PREDICTION OF THE ENDING OF THE SPREADING OF COVID-19 IN INDONESIA

29/06/2020 Views : 346

Made Sumadiyasa

Nearly three months we are in an uncertainty, especially in an area of social and economy because of the impact of the uncertainty of the spread of co-19 will end. As a result, decision makers/policies often seem hesitant to make decisions. The decision that involves a lot of people needs to think about all aspects that will be influenced by the decision. Decisions/policies taken now can determine the life to come. In the context of the covid-19 pandemic, predictions are needed which can help the decision makers prepare strategic steps in the response to the covid-19 pandemic. With the right prediction when covid-19 will end, we hope the government can make policies that can keep the socio-economic movement of the people.

A few months ago there is a prediction showing a graph that the pandemic corona in Indonesia will end in months of September 2020. By using the data number of accumulated positive confirm covid-19 from early March to the end of May (https://www.kompas.com/covid-19), using a mathematical model of the Gompertz growth approach  obtained graphs as in Figure 1.  From those Figure  appears that the growth of positive confirm Covid-19 at the end of August has started level off and in September 2020 it is estimated that no positive confirm Covid-19. This is clearly seen in Figure 2. The growth rate peaks of positive confirm Covid-19 occurred in mid-April, then declined and ended around the end of September. This is consistent with what was reported previously which shows that the Indonesian graph shows a covid-19 pandemic in theoriticaly ending as a whole on September 23, 2020 (Detik.com).

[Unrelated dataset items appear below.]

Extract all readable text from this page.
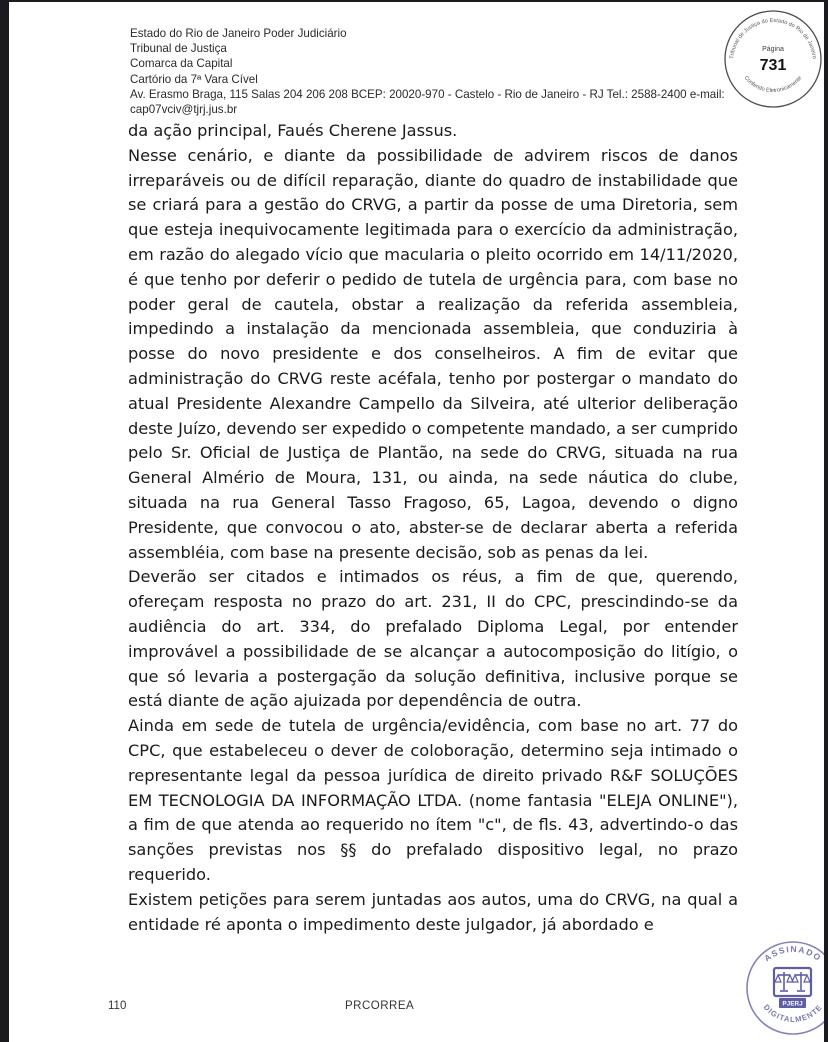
Estado do Rio de Janeiro Poder Judiciário

Tribunal de Justiça

Comarca da Capital

Cartório da 7ª Vara Cível

Av. Erasmo Braga, 115 Salas 204 206 208 BCEP: 20020-970 - Castelo - Rio de Janeiro - RJ Tel.: 2588-2400 e-mail:

cap07vciv@tjrj.jus.br

Tribunal de Justiça do Estado do Rio de Janeiro
Conferido Eletronicamente
Página
731

da ação principal, Faués Cherene Jassus.

Nesse cenário, e diante da possibilidade de advirem riscos de danos irreparáveis ou de difícil reparação, diante do quadro de instabilidade que se criará para a gestão do CRVG, a partir da posse de uma Diretoria, sem que esteja inequivocamente legitimada para o exercício da administração, em razão do alegado vício que macularia o pleito ocorrido em 14/11/2020, é que tenho por deferir o pedido de tutela de urgência para, com base no poder geral de cautela, obstar a realização da referida assembleia, impedindo a instalação da mencionada assembleia, que conduziria à posse do novo presidente e dos conselheiros. A fim de evitar que administração do CRVG reste acéfala, tenho por postergar o mandato do atual Presidente Alexandre Campello da Silveira, até ulterior deliberação deste Juízo, devendo ser expedido o competente mandado, a ser cumprido pelo Sr. Oficial de Justiça de Plantão, na sede do CRVG, situada na rua General Almério de Moura, 131, ou ainda, na sede náutica do clube, situada na rua General Tasso Fragoso, 65, Lagoa, devendo o digno Presidente, que convocou o ato, abster-se de declarar aberta a referida assembléia, com base na presente decisão, sob as penas da lei.

Deverão ser citados e intimados os réus, a fim de que, querendo, ofereçam resposta no prazo do art. 231, II do CPC, prescindindo-se da audiência do art. 334, do prefalado Diploma Legal, por entender improvável a possibilidade de se alcançar a autocomposição do litígio, o que só levaria a postergação da solução definitiva, inclusive porque se está diante de ação ajuizada por dependência de outra.

Ainda em sede de tutela de urgência/evidência, com base no art. 77 do CPC, que estabeleceu o dever de coloboração, determino seja intimado o representante legal da pessoa jurídica de direito privado R&F SOLUÇÕES EM TECNOLOGIA DA INFORMAÇÃO LTDA. (nome fantasia "ELEJA ONLINE"), a fim de que atenda ao requerido no ítem "c", de fls. 43, advertindo-o das sanções previstas nos §§ do prefalado dispositivo legal, no prazo requerido.

Existem petições para serem juntadas aos autos, uma do CRVG, na qual a entidade ré aponta o impedimento deste julgador, já abordado e

110	PRCORREA
ASSINADO
DIGITALMENTE
PJERJ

Figure 1. Positive confirmed growth of Covid-19 data from 4 March – 20 May 2020


Figure 2. Modeling of the positive confirmed Covid-19 growth rate from 4 March 4 – 20 May  2020

Predictions that are made based on mathematical modeling, to get the right modeling accurate data is needed by considering various parameters, such as community dynamics, the amount of data recorded (data from laboratory test results), the level of community vulnerability to viruses. If there is a change in those parameters significantly, it can result in changes in the data so that the modeling becomes changed too.

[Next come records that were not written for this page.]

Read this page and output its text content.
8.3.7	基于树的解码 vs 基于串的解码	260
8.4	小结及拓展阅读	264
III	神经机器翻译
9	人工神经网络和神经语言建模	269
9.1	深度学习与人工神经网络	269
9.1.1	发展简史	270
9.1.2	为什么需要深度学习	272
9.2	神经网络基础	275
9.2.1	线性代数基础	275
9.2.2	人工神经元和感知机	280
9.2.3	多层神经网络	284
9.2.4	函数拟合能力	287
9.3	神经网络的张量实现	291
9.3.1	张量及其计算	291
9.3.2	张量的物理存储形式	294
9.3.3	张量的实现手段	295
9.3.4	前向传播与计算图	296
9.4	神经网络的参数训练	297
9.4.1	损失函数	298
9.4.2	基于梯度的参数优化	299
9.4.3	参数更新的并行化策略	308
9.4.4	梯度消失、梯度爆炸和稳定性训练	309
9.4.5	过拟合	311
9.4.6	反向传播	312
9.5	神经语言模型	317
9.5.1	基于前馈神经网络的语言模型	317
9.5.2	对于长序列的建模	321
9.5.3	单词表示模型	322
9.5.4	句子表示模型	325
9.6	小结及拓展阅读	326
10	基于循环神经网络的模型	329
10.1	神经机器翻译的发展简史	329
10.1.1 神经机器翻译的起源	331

As happened later, there was a change in policy and resulted in changes in the dynamics of the movement of society without the implementation of strict health protocols. There is an increase in capacity to carry out tests so that the amount of data recorded every day increases. As a result, an increased very sharply of the data positive confirm covid-19 occurred. This affects the modeling, and if using data from 1 April 2020 to mid-June, a predictive picture like Figure 3 and 4 are obtained. From Figure 3 it appears that until March 2021 the curve is still rising. This means that it is estimated that by March 2021 there will still be confirmed Covid-19 significantly. This is made clear in Figure 4, the growth rate is estimated to start to decline in July 2020, but until March 2021 covid-19 is still not over.


Figure 3. Covid-19 positive confirmed growth data from 1 April - 15 June 2020


Figure 4. Modeling of the positive confirmed Covid-19 growth rate from 1 April - 15 June 2020.

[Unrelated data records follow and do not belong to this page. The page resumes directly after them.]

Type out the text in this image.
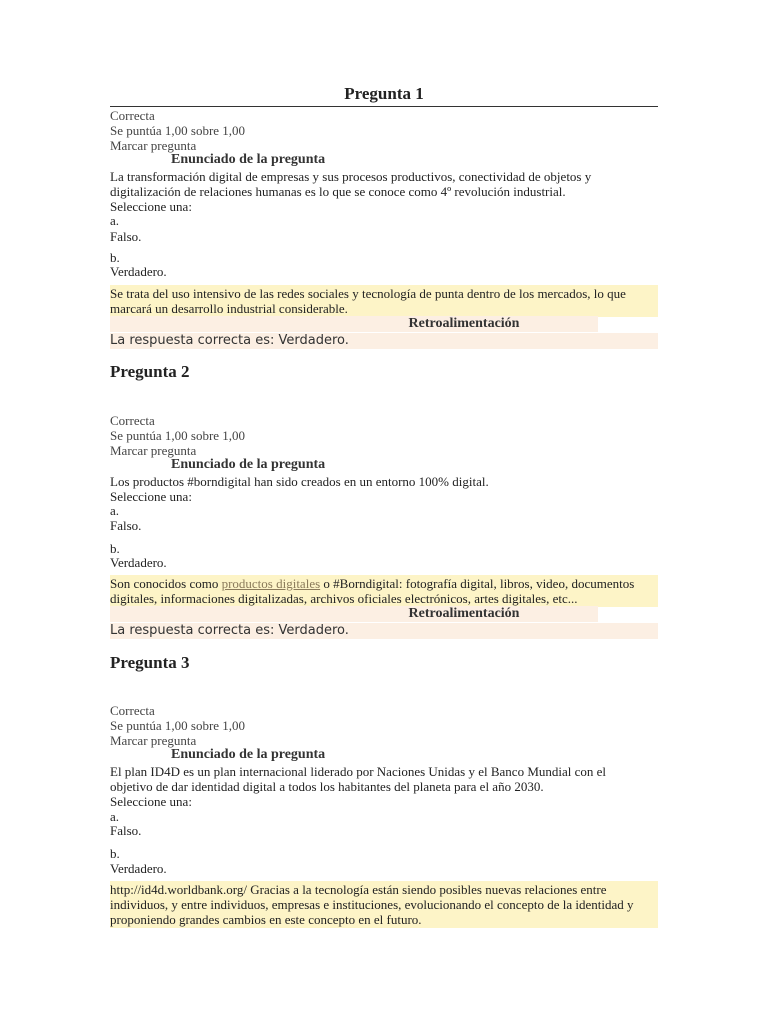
Pregunta 1
Correcta
Se puntúa 1,00 sobre 1,00
Marcar pregunta
Enunciado de la pregunta
La transformación digital de empresas y sus procesos productivos, conectividad de objetos y
digitalización de relaciones humanas es lo que se conoce como 4º revolución industrial.
Seleccione una:
a.
Falso.
b.
Verdadero.
Se trata del uso intensivo de las redes sociales y tecnología de punta dentro de los mercados, lo que
marcará un desarrollo industrial considerable.
Retroalimentación
La respuesta correcta es: Verdadero.
Pregunta 2
Correcta
Se puntúa 1,00 sobre 1,00
Marcar pregunta
Enunciado de la pregunta
Los productos #borndigital han sido creados en un entorno 100% digital.
Seleccione una:
a.
Falso.
b.
Verdadero.
Son conocidos como productos digitales o #Borndigital: fotografía digital, libros, video, documentos
digitales, informaciones digitalizadas, archivos oficiales electrónicos, artes digitales, etc...
Retroalimentación
La respuesta correcta es: Verdadero.
Pregunta 3
Correcta
Se puntúa 1,00 sobre 1,00
Marcar pregunta
Enunciado de la pregunta
El plan ID4D es un plan internacional liderado por Naciones Unidas y el Banco Mundial con el
objetivo de dar identidad digital a todos los habitantes del planeta para el año 2030.
Seleccione una:
a.
Falso.
b.
Verdadero.
http://id4d.worldbank.org/ Gracias a la tecnología están siendo posibles nuevas relaciones entre
individuos, y entre individuos, empresas e instituciones, evolucionando el concepto de la identidad y
proponiendo grandes cambios en este concepto en el futuro.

From the prediction model, it can be seen that the prediction modeling will change if there is a change in the amount of daily data positive confirm covid-19. This is related to changes in community dynamics and the ability to conduct covid-19 testing. What is needed is an effort to prevent maximized transmission, inhibit transmission by reducing the possibility of inter-human virus transmission. Predictions based on mathematical modeling and objectively aimed data are basically not really exact because to complex, dynamic and heterogeneous world reality.